A workflow is the sequence of tasks or activities that are carried out as part of a process. It focuses on the flow of work between different steps, tasks, or participants, often detailing the order in which tasks need to be completed, who is responsible for each task, and how tasks are passed from one step to the next.
The most important and critical thing is that the workflow — regardless of what it is — should support the work, not hinder it. But it must be defined — it simply needs to be clearly specified, detailed, known, and understood by everyone involved.
Below is an example workflow that I used with a group of 30 people for several years. It underwent some modifications and adaptations, of course, but what you see below is the final version, if memory serves, developed sometime in 2019.

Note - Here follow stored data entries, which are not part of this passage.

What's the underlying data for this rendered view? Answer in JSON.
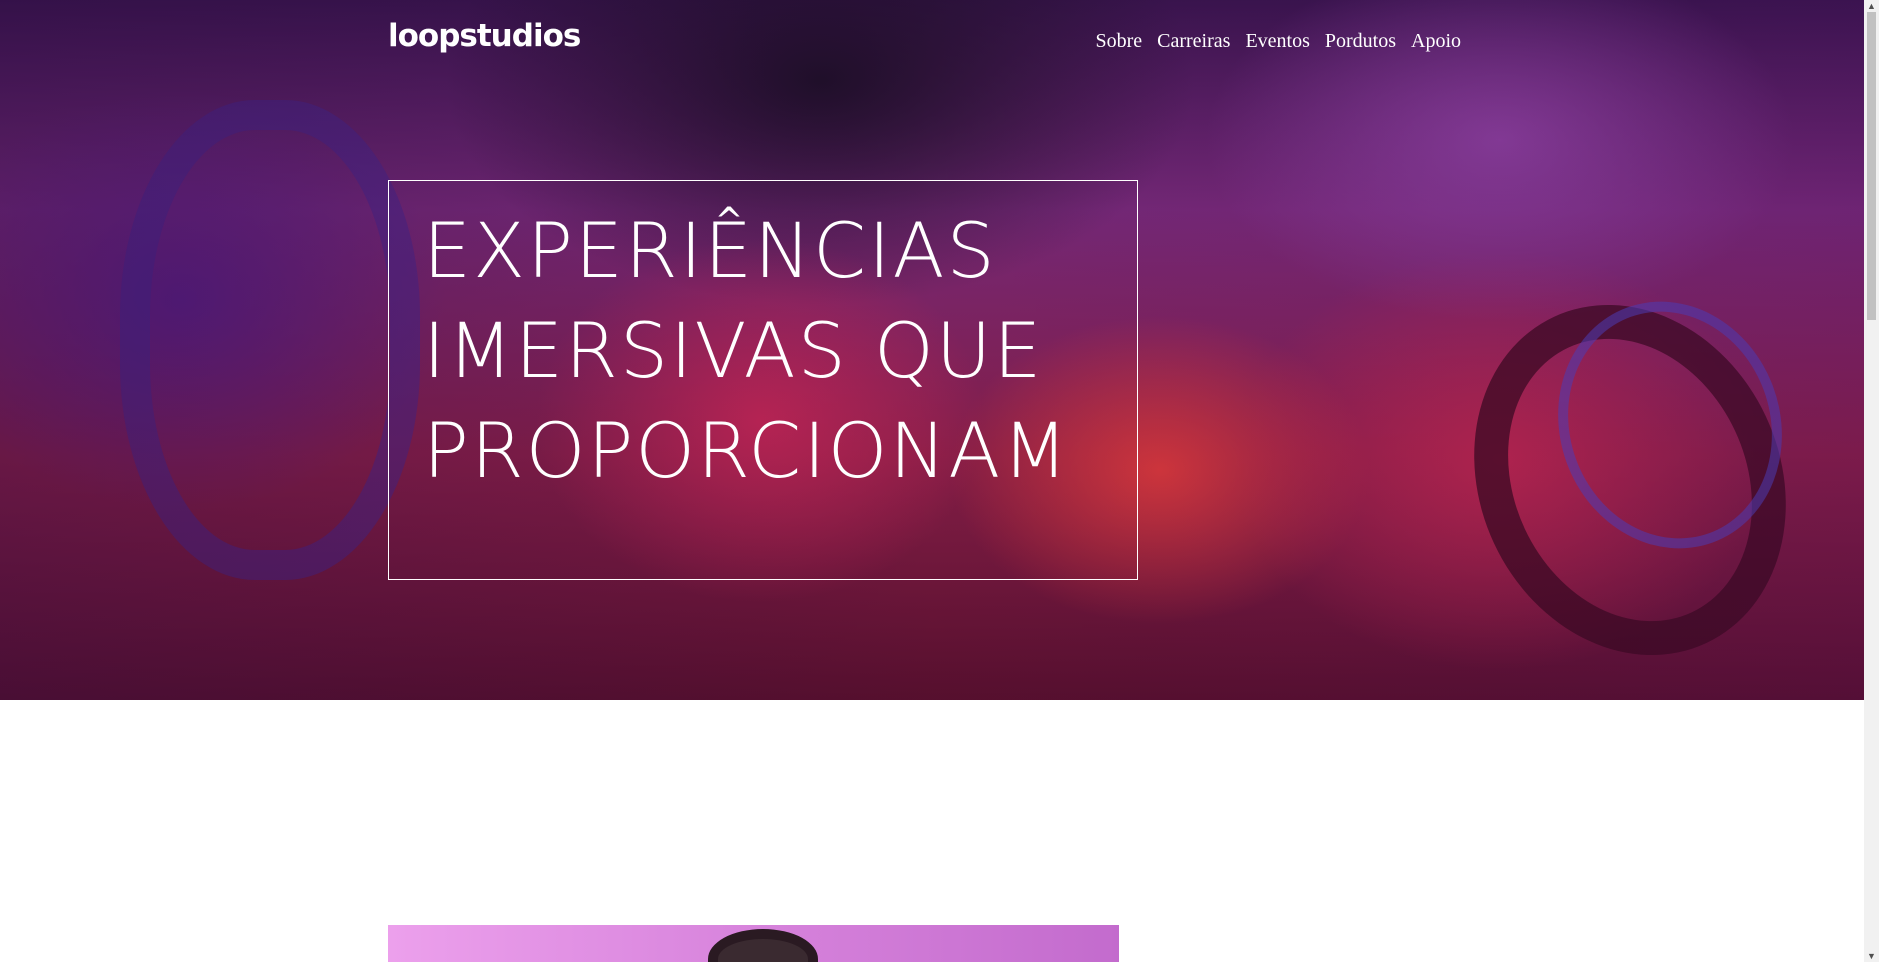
{
  "brand": {
    "logo": "loopstudios"
  },
  "nav": {
    "items": [
      {
        "label": "Sobre"
      },
      {
        "label": "Carreiras"
      },
      {
        "label": "Eventos"
      },
      {
        "label": "Pordutos"
      },
      {
        "label": "Apoio"
      }
    ]
  },
  "hero": {
    "headline_lines": [
      "EXPERIÊNCIAS",
      "IMERSIVAS QUE",
      "PROPORCIONAM"
    ]
  },
  "scrollbar": {
    "up_arrow": "▲",
    "down_arrow": "▼"
  },
  "icons": {
    "scroll_up": "chevron-up-icon",
    "scroll_down": "chevron-down-icon"
  }
}
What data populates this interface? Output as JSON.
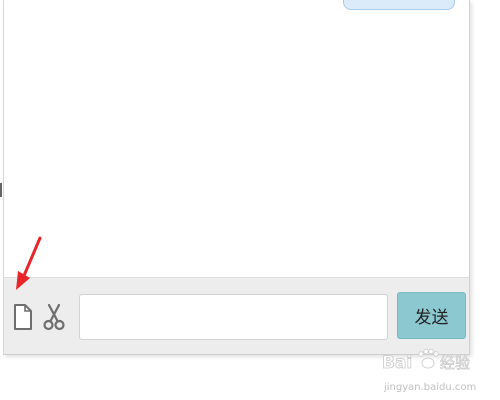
{
  "composer": {
    "input_value": "",
    "send_label": "发送"
  },
  "icons": {
    "file": "file-icon",
    "scissors": "scissors-icon"
  },
  "colors": {
    "send_button_bg": "#8cc8d0",
    "input_bar_bg": "#ededed",
    "bubble_bg": "#dcebfa",
    "arrow": "#e8262a"
  },
  "watermark": {
    "brand": "Bai",
    "brand_cn": "经验",
    "domain": "jingyan.baidu.com"
  }
}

A brief legend: PM stands for Project Manager, DEV for Developer, and QA for, of course, Tester.
An additional element for the workflow itself is a well-defined responsibility map — different roles assigned to specific parts of the workflow. Just as context switching is dangerous during any work, role switching — juggling roles — is not advisable for a workflow. An example of such juggling could be when QA happens before Code Review (DEV)— but that’s a topic for another day.
In conclusion, here’s an example of our written rules that applied to two roles: PM and DEV — which were to be followed.
PM — Responsibilities and Rules
- Ensure that developers have tasks ready to work on.
- Ensure that developers understand what needs to be done.
- Regularly refine the backlog.
- Avoid being a bottleneck — clarify any questions related to the project/tasks promptly.
- Take care of rituals (planning, stand-ups, retrospectives) — do not postpone, cancel, or ignore them.
- Be ready and prepared for planning and stand-up meetings.
DEV — Responsibilities and Rules
- Do what needs to be done, no more.
- Ensure that JIRA accurately reflects what you are doing.
- Remember that a human can only do one thing at a time (only one ticket should be In-Progress).
- If you get stuck, always ask someone for help — don’t try to reinvent the wheel.
- Take care of quality (Code Review).
- Participate in rituals (planning, stand-ups, retrospectives) — no excuses, you must be present.
- Regularly push to the repository, and always push your code before you finish your day — always!!!
I wonder who made it to the end of this article. What was meant to be a short note unintentionally grew into something more extensive. I hope the information I’ve provided gives you a starting point for your own deeper exploration of the topic — it’s truly a fascinating one.